Eraldo Peres/AP
Eraldo Peres/AP

Oposição recebe Raoni; líder do governo se reúne com ‘indígena do século 21’

PT, PSB, PCdoB e PSOL levam cacique para encontro com Rodrigo Maia; Major Vítor Hugo se encontra com Ysani Kalapalo, do Xingu, que esteve com o Bolsonaro na ONU

Camila Turtelli, O Estado de S.Paulo

25 de setembro de 2019 | 18h17

BRASÍLIA – Um dia após o discurso de Bolsonaro na ONU, líderes indígenas, representantes de grupos opostos, foram recebidos pela Câmara. Deputados da oposição levaram o cacique Raoni, indicado ao prêmio Nobel da Paz, para um encontro com o presidente da Casa, Rodrigo Maia (DEM-RJ). Já o líder do governo, Major Vitor Hugo (PSL-GO), recebeu Ysani Kalapalo, do Xingu, que esteve com o presidente em Nova York.

No dia anterior, Bolsonaro fez críticas ao cacique. “Acabou o monopólio do senhor Raoni”, disse ao argumentar que Ysani teria poder de representatividade dos povos indígenas por ter sido endossada em carta do Grupo dos Agricultores Indígenas do Brasil, assinada por 52 etnias.

No Congresso, o líder da etnia caiapó rebateu o presidente da República. “O Bolsonaro falou que eu não sou uma liderança, mas é ele quem não é uma liderança e tem de sair”, disse Raoni. A fala dele foi traduzida pela sua neta Maial Kaiopó e ele foi acompanhado por líderes do PT, PSB, PCdoB e PSOL.

Segundo Bolsonaro, o cacique é “peça de manobra” de governos estrangeiros. “Infelizmente, algumas pessoas, de dentro e de fora do Brasil, apoiadas em ONGs, teimam em tratar e manter nossos índios como verdadeiros homens das cavernas”, disse Bolsonaro na ONU.

Molon diz que Raoni é ‘motivo de orgulho no mundo’

A visita do cacique foi um símbolo do repúdio da oposição ao discurso de Bolsonaro. “Essa é a mais clara demonstração de que o Congresso pensa exatamente o contrário do que disse o presidente da República.
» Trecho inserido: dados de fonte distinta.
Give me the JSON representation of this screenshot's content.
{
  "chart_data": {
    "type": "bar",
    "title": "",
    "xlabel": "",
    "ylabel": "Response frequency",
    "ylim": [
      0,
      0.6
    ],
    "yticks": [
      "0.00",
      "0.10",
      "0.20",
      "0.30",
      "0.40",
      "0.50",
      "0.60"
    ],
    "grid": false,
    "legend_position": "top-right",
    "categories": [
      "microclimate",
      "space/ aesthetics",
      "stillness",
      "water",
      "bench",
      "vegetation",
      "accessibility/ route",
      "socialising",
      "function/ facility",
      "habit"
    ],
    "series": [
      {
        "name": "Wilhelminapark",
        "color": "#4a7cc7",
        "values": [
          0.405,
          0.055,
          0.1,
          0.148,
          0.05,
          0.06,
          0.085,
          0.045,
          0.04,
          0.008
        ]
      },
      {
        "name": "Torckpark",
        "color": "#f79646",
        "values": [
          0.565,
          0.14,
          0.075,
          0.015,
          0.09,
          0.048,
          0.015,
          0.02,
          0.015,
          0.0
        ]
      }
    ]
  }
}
O cacique Raoni é motivo de orgulho no mundo inteiro e para todos nós”, afirmou o líder da oposição, Alessandro Molon (PSB-RJ).

Ysani, por sua vez, defendeu Bolsonaro e sua participação no fórum. “Aceitei esse convite de Bolsonaro para acompanha-lo na ONU e também para mostrar a verdade, outro lado que muitos ainda não conhecem que são os povos indígenas do século 21”, disse.

A representante disse que existem “falsos líderes” e que os índios têm o direito de querer sua independência financeira. Ela afirmou ainda que, após sua participação na ONU, está sendo ameaçada de morte e que já entrou em contato com autoridades sobre o caso.

Raoni ficou conhecido internacionalmente no fim dos anos 1980, quando participou de entrevistas ao lado do músico inglês Sting, durante a turnê Humans Right Now! Já Ysani ficou conhecida mais recentemente, principalmente, pelos vídeos que produz e divulga na internet.